Furnish hired at least two London law firms to enforce a high court injunction he obtained in January preventing newspapers in England and Wales from reporting the story.¹
But efforts to squash the story didn’t end there.
The story as reported by the Daily Mail earlier this year
In April, UK-based anti-piracy company Web Sheriff filed 12 copyright complaints with Google requesting it remove a total of 447 URLs linking to articles about the scandal.
Among the websites flagged for removal was Toronto-based publication The National Post, whose April 11, 2016 article, “Why the English media could go to jail for reporting on the olive oil trysts of Elton John’s husband” by WMA award-winning reporter Tristin Hopper, did not skimp on the grisly details of Furnish’s alleged affair.
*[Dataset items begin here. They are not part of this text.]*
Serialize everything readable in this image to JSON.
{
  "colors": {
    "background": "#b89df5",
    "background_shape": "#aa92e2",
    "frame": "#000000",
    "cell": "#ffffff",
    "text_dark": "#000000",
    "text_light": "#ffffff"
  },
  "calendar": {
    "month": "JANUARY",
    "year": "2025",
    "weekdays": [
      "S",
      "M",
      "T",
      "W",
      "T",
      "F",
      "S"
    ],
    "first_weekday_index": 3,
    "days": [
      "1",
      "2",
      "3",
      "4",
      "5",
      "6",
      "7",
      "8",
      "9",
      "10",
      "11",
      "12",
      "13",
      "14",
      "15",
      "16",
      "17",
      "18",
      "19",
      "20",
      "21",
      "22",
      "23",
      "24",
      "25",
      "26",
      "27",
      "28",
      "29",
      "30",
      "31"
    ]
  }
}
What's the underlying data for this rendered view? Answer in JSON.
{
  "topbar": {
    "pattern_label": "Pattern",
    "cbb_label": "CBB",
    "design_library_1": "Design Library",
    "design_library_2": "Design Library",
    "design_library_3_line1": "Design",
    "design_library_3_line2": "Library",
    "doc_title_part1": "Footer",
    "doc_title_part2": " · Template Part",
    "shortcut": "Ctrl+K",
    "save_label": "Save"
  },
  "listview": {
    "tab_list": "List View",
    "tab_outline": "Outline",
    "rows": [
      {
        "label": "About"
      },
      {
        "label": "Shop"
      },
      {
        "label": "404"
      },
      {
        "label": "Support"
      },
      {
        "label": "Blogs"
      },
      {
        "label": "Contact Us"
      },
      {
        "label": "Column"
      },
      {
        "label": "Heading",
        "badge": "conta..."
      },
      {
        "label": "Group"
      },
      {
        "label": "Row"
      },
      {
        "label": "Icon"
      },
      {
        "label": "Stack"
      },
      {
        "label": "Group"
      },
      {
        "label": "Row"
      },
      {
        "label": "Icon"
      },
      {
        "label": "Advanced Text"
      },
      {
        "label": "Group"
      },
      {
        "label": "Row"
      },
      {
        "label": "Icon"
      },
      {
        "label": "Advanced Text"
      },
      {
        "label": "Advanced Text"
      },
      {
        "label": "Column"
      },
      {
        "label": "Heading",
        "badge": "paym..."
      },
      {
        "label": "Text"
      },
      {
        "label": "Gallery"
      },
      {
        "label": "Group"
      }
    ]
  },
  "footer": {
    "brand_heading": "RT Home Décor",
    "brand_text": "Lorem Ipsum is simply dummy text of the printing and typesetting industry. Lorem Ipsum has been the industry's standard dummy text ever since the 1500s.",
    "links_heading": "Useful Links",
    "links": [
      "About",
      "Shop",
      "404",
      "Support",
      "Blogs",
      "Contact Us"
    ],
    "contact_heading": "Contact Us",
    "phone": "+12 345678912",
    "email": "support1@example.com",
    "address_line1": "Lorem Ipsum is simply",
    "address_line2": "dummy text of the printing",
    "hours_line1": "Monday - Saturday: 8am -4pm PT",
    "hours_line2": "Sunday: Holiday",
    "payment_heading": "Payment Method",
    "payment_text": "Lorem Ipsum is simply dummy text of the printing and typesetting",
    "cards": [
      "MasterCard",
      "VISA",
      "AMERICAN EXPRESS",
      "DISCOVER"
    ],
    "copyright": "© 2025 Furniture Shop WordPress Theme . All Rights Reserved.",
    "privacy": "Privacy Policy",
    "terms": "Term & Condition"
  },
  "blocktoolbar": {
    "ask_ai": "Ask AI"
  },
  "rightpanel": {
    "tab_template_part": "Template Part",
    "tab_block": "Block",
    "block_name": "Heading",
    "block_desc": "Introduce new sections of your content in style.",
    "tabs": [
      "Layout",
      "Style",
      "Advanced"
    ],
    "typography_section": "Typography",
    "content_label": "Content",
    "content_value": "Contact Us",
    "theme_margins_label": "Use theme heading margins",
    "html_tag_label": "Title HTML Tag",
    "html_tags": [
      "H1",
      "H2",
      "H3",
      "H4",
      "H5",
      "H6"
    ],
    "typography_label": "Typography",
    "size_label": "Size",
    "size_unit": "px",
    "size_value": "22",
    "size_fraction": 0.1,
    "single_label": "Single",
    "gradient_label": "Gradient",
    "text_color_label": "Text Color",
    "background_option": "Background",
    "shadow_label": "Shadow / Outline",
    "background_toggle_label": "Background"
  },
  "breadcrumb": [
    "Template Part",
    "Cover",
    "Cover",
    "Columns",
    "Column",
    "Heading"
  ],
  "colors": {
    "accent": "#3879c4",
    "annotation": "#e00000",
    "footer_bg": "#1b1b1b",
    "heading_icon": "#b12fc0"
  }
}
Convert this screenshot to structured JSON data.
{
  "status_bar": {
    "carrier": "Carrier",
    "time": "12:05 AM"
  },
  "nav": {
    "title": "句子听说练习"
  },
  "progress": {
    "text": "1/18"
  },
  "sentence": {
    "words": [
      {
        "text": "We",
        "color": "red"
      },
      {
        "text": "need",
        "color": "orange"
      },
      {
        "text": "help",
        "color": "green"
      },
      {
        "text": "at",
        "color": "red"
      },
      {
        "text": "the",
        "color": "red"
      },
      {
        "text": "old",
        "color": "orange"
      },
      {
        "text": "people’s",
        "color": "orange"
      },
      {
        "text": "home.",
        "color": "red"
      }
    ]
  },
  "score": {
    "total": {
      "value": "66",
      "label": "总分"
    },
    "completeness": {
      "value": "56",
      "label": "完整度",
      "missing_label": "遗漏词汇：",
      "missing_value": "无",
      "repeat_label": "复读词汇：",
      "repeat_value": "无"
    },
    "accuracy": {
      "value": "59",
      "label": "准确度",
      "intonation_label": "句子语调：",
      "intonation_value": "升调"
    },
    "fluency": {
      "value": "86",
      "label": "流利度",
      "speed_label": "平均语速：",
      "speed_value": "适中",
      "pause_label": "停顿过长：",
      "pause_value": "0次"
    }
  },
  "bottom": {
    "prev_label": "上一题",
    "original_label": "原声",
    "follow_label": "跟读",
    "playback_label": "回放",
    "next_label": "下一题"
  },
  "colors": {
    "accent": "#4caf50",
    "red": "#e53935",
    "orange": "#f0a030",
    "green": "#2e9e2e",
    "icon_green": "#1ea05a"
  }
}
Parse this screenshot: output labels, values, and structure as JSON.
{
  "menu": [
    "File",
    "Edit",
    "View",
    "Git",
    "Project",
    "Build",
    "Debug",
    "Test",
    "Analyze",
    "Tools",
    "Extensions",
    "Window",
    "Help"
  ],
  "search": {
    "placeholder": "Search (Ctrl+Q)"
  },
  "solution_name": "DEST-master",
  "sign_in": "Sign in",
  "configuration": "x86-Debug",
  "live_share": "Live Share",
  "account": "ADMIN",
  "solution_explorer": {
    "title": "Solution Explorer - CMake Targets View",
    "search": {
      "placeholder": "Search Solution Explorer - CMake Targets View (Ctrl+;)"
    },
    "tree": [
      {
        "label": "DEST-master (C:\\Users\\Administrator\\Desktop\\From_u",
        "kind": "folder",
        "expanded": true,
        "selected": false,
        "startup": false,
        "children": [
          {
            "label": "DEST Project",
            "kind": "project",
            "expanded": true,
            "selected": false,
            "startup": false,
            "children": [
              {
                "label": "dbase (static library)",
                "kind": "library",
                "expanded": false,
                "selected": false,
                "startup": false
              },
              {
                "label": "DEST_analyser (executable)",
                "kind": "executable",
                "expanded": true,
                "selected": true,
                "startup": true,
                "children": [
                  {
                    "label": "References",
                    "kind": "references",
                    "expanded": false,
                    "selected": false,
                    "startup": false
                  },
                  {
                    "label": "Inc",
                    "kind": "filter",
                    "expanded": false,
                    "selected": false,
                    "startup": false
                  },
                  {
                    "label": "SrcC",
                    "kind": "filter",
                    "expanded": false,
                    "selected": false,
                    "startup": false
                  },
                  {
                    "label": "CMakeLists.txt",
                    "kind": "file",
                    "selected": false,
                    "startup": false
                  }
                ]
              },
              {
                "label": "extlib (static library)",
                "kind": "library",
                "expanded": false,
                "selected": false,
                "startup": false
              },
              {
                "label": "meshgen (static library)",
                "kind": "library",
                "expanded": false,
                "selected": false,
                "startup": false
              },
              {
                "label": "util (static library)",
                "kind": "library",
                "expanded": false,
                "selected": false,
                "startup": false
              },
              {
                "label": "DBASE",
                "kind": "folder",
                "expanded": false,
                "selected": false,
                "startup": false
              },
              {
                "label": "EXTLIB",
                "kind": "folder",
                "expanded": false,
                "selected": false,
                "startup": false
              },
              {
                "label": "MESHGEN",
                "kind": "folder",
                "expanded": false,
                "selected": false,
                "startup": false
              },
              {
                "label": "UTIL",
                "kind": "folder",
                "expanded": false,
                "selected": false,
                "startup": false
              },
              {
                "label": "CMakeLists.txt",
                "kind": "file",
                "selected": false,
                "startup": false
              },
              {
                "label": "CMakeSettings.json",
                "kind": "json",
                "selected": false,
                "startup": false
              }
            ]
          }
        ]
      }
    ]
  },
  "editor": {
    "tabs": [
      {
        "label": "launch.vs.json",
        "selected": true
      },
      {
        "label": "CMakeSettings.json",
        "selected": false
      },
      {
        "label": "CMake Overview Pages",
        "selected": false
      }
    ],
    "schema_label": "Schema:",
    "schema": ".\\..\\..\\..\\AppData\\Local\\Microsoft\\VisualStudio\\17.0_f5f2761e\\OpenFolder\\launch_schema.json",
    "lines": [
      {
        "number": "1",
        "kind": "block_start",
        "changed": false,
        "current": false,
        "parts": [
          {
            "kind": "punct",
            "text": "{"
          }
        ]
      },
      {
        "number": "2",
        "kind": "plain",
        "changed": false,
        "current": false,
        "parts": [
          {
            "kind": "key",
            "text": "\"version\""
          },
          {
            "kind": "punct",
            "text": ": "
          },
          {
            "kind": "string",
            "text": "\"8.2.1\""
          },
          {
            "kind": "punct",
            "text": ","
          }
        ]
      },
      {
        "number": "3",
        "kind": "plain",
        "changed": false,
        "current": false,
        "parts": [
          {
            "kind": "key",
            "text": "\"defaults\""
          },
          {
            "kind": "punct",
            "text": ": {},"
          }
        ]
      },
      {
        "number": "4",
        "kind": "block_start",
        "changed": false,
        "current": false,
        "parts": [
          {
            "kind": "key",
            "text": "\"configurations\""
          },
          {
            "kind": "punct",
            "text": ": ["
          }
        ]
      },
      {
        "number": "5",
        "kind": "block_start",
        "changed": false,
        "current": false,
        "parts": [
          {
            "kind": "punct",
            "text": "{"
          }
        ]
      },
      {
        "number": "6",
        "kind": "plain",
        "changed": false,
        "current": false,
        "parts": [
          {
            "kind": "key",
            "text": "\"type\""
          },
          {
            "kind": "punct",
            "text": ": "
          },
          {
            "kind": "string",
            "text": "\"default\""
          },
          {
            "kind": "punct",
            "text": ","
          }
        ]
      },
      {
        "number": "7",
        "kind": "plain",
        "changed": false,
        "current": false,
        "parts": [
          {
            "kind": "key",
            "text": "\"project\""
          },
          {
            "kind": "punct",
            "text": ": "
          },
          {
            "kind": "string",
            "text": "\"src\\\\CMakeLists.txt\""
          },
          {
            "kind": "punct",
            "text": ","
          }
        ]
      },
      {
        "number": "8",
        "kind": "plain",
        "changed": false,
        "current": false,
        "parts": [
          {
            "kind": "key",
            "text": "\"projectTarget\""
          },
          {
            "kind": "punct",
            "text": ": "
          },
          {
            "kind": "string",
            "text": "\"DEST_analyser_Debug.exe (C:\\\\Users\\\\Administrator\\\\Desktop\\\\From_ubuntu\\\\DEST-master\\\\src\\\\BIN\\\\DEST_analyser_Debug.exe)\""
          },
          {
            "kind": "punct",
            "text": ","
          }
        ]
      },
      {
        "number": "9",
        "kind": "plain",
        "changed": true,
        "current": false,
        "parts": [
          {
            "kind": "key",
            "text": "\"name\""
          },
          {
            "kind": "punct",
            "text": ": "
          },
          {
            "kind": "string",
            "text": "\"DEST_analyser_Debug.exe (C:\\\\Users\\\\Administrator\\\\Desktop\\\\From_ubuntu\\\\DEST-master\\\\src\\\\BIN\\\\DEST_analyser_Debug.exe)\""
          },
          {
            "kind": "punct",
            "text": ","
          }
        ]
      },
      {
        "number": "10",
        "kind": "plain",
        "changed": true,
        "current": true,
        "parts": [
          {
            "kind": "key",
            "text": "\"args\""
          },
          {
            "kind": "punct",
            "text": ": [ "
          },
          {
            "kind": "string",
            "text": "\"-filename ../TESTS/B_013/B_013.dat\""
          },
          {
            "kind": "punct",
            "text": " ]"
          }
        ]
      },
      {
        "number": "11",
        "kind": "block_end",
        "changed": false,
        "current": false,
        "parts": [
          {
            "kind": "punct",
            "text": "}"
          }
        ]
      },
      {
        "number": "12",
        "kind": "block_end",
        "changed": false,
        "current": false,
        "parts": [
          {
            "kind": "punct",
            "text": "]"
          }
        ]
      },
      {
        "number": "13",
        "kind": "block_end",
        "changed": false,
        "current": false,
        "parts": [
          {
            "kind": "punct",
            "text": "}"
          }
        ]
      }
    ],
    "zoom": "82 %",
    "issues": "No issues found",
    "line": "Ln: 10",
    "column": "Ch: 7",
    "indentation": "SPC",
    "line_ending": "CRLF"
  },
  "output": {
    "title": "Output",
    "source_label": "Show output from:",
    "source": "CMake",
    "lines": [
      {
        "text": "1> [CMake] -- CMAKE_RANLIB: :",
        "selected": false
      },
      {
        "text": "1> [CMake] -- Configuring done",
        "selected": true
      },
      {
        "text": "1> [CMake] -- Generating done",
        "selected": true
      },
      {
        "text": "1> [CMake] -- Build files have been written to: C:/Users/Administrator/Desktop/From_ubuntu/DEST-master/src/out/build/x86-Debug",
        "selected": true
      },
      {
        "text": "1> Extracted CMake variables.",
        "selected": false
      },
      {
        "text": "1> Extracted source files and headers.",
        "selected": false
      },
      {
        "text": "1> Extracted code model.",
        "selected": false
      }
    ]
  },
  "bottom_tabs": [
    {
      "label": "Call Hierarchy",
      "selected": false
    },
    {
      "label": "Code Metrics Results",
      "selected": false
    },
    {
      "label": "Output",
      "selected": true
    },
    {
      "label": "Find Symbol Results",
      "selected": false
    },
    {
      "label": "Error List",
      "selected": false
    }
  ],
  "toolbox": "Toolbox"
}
Via a US proxy, the National Post’s April 11, 2016 article
Although Google didn’t enforce Web Sheriff’s complaint, Hopper’s article was later geo-blocked from being viewed in the UK.
When I asked Hopper about Web Sheriff, he said the Post geo-blocked his article after it was contacted by Fasken Martineau, an internationally renowned Canadian business law and mitigation firm with offices in London and Toronto.
“Web Sheriff did not contact us, but we did hear from a lawyer hired by Mr. Furnish,” said Hopper, referring to the Canadian firm.
He added: “It might be Furnish or Elton John’s regular Canadian lawyer. At a certain level of fame, I imagine you’ve got a lawyer on speed dial for every major country, whether it be for copyright issues or signing contracts or the like.”
National Post reporter Tristin Hopper
About the Post’s decision to geo-block his article in the UK, Hopper said: “[T]he legality is murky, but I do believe it was done on the belief that we become subject to UK law once we enter UK web space.”
Fasken Martineau did not respond to multiple requests for comment.
¹I live in Northern Ireland, therefore not bound by the injunction in England and Wales.